How Is GC AI for Word Different from Using Copilot in Word?

Standard Copilot in Word is a general-purpose writing assistant. Microsoft launched a Legal Agent for Word in April 2026 (Frontier preview, US Windows desktop only, not generally available as of May 2026) that does playbook-driven contract analysis and negotiation-ready redlining. GC AI for Word is available now to all customers and was built specifically for in-house legal departments: Exact Quote cites back to character-level source language, Playbooks run agentic review against the team's own standards, and the Comment Compiler handles multi-reviewer consolidation. These are workflows the Copilot ecosystem does not yet offer at general availability. For a full comparison of legal AI platforms, see Best Legal AI Tools for In-House Counsel.

Can ChatGPT Review a Word Document?

ChatGPT can review a Word document if you upload the file or paste the text into the web app. The output arrives as a chat response, and you apply any changes to your Word document manually. For a quick one-off question about a clause, ChatGPT works. For systematic contract review with tracked changes and legal-specific Playbooks, GC AI for Word runs inside the document from the start.

Can Claude Review a Word Document?

Claude accepts Word document uploads and returns analysis in the chat interface. It can summarize a contract or answer questions about specific clauses. Like ChatGPT, the output stays in the chat window. You apply results to your document manually, with no tracked changes and no Playbooks.
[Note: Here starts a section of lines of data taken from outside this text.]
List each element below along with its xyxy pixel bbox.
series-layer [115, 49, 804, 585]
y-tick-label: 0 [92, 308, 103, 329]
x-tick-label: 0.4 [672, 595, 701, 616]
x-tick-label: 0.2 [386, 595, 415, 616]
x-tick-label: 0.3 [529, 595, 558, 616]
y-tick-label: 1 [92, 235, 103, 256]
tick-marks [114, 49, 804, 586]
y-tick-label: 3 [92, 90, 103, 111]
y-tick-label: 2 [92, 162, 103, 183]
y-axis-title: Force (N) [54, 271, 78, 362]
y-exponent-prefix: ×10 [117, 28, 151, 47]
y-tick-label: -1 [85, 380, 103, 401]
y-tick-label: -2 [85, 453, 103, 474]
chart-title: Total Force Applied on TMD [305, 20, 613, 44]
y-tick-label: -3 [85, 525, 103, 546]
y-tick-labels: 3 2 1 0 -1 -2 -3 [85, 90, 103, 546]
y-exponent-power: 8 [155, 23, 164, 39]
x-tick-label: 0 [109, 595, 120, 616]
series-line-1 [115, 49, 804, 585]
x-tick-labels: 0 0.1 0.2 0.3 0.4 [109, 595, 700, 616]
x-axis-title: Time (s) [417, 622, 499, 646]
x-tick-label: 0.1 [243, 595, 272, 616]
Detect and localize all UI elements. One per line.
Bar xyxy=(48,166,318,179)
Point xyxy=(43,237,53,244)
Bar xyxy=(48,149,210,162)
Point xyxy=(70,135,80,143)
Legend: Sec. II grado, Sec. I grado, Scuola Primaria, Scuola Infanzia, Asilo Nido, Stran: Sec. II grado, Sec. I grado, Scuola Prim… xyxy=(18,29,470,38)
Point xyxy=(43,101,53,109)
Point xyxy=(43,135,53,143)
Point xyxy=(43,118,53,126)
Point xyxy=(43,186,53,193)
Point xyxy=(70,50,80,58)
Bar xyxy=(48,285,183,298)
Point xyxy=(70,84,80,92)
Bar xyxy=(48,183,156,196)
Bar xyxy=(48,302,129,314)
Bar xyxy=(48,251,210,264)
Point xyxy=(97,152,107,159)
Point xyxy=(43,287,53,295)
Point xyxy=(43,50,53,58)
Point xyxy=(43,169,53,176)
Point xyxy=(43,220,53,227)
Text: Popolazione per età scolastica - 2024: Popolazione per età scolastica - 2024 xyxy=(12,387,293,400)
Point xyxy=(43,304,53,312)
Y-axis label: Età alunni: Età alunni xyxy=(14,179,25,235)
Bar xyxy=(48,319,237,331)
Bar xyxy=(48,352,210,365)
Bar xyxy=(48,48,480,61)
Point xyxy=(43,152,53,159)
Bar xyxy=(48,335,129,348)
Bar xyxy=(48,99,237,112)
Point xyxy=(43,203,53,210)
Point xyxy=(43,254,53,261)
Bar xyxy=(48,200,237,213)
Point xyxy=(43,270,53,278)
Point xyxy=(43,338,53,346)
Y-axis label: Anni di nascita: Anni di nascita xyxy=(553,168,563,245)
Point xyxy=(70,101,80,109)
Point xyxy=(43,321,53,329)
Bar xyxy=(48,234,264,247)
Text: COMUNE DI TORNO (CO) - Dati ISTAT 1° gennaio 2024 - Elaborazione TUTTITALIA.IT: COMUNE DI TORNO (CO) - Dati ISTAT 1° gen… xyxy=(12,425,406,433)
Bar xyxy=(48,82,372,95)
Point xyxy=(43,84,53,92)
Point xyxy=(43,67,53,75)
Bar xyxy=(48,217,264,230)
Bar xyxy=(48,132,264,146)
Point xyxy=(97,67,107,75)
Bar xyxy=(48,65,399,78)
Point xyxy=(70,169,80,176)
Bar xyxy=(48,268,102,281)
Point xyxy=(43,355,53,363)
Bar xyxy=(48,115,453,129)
GC AI for Word keeps the AI inside the document with legal-specific workflows and tracked-changes output.

How Does GC AI for Word Compare to Microsoft's Legal Agent?

Microsoft launched a Legal Agent for Word in April 2026 through its Frontier preview program. Available via the Copilot agents dropdown in Word, it handles playbook-driven contract analysis, negotiation-ready redlining with tracked changes, and source citations for verification. As of May 2026, it is available only on Windows desktop in the US through the Frontier program, not generally available.

GC AI for Word is available now to all customers across web, Mac, and Windows. Exact Quote provides character-level citations, Playbooks run agentic review against the team's own standards, and the Comment Compiler consolidates multi-reviewer notes. No preview program required.

Does AI Document Review Work on PDFs as Well as Word Files?

GC AI for Word works inside Microsoft Word (.docx files). The GC AI web app accepts PDFs and can process up to 1,500 pages at once via the Files feature. For a PDF-to-Word review workflow, upload the PDF to the web app, run the analysis there, and pull results into Word using Chat2's chat history.

Do I Need to Validate AI Output After Reviewing a Document?

Always verify AI outputs against the source document before acting on them. GC AI's Exact Quote feature cites back to the exact character-level language it referenced, reducing the verification burden. For anything that affects rights, deadlines, liability, or negotiated language, a human legal review should follow the AI's first pass. Use AI as your first-pass reviewer, and lawyer judgment as the validation layer.